Hantavirus : un premier cas confirmé en France après le rapatriement de passagers du MV Hondius

Hantavirus : un premier cas confirmé en France après le rapatriement de passagers du MV Hondius

Les autorités sanitaires françaises ont annoncé lundi matin la confirmation du premier cas d’hantavirus sur le territoire national, chez une ressortissante française rapatriée du navire de croisière « MV Hondius ». L’information a été communiquée par la ministre de la Santé, Stéphanie Rist, qui a précisé que l’état de santé de la patiente s’était aggravé au cours de la nuit du dimanche au lundi.

Une évacuation sanitaire sous haute surveillance

La patiente fait partie des cinq passagers français évacués dimanche du navire, où plusieurs cas d’hantavirus avaient été signalés.
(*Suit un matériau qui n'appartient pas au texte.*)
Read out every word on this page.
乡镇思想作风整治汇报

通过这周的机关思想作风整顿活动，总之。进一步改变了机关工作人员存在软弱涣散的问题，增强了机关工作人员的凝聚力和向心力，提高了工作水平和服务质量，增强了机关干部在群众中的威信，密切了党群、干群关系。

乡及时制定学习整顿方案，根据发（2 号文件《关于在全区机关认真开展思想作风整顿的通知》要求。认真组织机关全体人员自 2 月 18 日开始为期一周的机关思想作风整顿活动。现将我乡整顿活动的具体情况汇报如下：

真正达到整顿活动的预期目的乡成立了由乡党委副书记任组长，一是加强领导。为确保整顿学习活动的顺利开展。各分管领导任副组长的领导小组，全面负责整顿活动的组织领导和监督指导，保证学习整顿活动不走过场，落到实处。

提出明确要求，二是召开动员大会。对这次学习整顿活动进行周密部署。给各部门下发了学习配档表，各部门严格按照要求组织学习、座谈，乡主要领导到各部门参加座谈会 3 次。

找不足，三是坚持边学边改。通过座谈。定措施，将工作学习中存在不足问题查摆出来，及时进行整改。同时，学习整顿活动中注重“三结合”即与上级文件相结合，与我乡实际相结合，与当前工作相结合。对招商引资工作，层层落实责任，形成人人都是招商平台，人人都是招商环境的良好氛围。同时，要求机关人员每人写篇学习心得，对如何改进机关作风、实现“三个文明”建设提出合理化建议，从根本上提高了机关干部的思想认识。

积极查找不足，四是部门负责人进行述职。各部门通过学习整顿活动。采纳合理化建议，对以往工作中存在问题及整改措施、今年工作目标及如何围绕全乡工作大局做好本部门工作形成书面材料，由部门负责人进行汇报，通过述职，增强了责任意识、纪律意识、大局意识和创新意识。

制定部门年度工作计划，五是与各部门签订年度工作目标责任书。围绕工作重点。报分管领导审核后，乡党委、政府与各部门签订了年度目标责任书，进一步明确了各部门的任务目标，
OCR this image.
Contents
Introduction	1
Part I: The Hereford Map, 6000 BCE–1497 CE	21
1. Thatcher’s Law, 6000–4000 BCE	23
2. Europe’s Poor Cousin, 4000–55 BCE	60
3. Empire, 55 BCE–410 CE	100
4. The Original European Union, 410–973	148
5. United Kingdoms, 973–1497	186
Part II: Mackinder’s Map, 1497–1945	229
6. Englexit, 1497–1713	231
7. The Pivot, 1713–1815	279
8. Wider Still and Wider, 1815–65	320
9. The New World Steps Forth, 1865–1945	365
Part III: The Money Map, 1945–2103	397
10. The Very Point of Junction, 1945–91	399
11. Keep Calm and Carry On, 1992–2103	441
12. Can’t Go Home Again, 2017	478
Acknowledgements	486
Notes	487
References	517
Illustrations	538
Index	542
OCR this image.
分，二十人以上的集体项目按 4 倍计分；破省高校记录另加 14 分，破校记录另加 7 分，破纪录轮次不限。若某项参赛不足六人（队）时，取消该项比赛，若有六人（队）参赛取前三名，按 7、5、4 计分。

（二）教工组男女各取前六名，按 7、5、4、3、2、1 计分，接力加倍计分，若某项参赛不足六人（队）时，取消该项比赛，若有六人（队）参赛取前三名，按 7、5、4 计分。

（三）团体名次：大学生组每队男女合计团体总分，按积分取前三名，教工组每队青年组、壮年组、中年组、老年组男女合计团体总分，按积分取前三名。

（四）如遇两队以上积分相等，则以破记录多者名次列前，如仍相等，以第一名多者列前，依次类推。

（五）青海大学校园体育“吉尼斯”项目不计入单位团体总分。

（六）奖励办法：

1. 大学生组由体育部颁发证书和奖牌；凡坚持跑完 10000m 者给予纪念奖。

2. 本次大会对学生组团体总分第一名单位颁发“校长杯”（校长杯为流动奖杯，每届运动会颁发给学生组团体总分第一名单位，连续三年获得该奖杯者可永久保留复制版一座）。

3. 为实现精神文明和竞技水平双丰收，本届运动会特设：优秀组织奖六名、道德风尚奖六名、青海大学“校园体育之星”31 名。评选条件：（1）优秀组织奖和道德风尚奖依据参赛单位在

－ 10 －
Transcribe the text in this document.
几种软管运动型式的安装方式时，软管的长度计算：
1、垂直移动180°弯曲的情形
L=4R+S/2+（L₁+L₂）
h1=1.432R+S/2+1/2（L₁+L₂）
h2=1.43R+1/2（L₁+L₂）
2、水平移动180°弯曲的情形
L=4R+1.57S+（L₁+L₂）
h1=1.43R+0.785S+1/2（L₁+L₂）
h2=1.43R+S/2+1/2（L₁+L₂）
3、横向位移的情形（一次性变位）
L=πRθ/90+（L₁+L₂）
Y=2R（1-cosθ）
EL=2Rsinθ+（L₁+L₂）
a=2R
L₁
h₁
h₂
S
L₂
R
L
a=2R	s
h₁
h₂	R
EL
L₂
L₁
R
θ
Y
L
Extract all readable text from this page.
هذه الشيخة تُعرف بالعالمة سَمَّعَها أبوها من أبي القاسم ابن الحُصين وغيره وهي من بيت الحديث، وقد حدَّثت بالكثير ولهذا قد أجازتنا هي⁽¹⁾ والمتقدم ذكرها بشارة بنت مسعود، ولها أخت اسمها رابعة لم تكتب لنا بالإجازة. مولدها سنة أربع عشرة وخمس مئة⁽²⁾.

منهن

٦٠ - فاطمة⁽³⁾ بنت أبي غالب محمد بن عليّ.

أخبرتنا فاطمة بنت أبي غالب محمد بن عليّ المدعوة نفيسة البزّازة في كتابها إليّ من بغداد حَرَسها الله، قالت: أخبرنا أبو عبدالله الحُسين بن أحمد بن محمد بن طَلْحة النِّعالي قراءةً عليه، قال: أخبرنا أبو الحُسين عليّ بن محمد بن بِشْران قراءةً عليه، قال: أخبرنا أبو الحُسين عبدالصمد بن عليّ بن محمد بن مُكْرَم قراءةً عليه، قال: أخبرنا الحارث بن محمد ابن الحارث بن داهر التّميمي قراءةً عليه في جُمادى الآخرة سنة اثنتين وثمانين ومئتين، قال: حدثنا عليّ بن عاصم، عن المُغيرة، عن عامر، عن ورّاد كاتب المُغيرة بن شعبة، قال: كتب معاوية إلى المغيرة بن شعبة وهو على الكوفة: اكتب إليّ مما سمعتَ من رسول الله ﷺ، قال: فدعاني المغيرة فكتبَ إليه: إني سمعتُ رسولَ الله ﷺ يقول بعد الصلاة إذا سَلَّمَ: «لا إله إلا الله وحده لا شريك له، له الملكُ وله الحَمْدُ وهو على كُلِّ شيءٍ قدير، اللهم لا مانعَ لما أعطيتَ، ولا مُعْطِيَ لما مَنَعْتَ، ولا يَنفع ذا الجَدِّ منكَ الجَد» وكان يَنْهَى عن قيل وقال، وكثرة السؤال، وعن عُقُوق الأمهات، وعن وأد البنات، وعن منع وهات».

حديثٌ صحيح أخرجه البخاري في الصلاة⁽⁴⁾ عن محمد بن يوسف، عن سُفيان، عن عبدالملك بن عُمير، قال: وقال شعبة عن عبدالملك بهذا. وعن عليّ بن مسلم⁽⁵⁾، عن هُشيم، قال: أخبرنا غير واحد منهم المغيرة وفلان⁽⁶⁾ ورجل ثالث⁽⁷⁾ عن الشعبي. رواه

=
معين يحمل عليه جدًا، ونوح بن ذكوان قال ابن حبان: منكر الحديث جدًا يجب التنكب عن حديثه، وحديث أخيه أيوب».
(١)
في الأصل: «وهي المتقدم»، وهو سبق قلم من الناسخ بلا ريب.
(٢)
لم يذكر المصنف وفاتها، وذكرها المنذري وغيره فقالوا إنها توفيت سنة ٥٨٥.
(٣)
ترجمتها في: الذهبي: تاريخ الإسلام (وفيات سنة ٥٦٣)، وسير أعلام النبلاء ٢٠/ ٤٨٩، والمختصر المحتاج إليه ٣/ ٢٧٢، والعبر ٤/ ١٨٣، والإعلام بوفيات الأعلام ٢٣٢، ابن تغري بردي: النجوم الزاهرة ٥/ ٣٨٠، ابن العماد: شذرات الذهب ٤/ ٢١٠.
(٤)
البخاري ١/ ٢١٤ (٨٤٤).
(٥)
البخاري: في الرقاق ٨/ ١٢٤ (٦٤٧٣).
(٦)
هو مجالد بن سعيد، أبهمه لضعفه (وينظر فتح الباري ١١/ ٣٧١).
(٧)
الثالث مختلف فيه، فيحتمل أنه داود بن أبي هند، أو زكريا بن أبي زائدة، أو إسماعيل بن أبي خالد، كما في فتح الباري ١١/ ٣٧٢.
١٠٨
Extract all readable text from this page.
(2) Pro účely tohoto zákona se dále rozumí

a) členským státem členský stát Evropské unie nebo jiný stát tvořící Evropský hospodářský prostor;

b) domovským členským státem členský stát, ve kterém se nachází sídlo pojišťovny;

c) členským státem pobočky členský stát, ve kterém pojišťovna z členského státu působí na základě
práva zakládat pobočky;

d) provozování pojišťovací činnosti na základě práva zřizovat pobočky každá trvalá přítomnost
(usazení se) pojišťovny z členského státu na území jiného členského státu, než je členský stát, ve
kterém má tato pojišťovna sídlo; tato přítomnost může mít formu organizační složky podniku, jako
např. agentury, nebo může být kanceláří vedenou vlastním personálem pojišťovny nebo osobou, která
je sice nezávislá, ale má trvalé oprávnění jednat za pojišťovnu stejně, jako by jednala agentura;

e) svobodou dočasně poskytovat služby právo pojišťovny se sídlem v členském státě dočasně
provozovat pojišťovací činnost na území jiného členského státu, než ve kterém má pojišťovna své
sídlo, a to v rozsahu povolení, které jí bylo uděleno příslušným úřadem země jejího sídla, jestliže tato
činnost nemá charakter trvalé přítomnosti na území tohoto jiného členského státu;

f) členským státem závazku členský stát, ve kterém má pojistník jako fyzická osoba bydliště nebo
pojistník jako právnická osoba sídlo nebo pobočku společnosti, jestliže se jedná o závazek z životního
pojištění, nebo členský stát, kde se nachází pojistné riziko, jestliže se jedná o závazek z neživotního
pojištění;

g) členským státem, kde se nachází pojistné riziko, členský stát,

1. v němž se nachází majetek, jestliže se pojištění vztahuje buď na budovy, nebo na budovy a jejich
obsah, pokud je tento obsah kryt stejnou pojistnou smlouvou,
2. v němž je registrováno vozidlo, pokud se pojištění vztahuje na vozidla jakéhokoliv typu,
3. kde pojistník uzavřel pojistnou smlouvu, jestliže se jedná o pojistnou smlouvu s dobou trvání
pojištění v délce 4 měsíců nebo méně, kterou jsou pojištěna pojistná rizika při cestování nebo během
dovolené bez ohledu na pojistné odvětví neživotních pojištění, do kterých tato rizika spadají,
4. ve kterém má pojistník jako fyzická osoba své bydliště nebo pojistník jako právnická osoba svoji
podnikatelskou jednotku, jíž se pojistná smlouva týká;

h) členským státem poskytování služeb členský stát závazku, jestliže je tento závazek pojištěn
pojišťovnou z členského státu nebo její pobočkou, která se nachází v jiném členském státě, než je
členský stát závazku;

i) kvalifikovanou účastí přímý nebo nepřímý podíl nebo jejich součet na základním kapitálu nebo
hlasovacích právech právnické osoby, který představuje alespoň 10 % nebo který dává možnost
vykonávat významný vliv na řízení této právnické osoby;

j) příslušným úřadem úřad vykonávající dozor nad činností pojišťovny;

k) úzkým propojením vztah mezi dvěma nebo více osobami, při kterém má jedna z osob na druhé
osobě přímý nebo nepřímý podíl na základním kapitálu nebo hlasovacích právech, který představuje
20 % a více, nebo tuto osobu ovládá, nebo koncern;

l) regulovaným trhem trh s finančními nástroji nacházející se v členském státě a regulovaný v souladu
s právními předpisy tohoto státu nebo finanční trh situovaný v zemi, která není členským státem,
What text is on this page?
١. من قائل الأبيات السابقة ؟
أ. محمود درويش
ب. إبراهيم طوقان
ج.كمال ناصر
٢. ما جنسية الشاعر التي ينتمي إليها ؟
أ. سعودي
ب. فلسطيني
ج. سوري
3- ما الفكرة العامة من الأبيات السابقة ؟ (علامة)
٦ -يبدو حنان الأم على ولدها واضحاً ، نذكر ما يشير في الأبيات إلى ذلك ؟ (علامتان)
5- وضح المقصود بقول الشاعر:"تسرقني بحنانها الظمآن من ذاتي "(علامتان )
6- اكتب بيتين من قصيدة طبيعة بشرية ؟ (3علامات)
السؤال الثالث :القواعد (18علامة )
Ils ont tous été transférés à l’hôpital Bichat, à Paris, et placés en isolement. Selon le Premier ministre Sébastien Lecornu, les premiers symptômes de la femme sont apparus durant le vol de retour vers la France.

À ce stade, les quatre autres Français rapatriés ont été testés négatifs au virus. Ils resteront toutefois hospitalisés sous observation pendant au moins quinze jours, par mesure de précaution, ont indiqué les autorités.

Cas contacts et mesures d’isolement

Les autorités sanitaires françaises ont également identifié 22 cas contacts dans le pays. Huit d’entre eux avaient pris le vol entre Sainte-Hélène et Johannesburg le 25 avril, à bord duquel se trouvait une autre passagère du « MV Hondius », décédée par la suite. Ces personnes ont rapidement été placées à l’isolement.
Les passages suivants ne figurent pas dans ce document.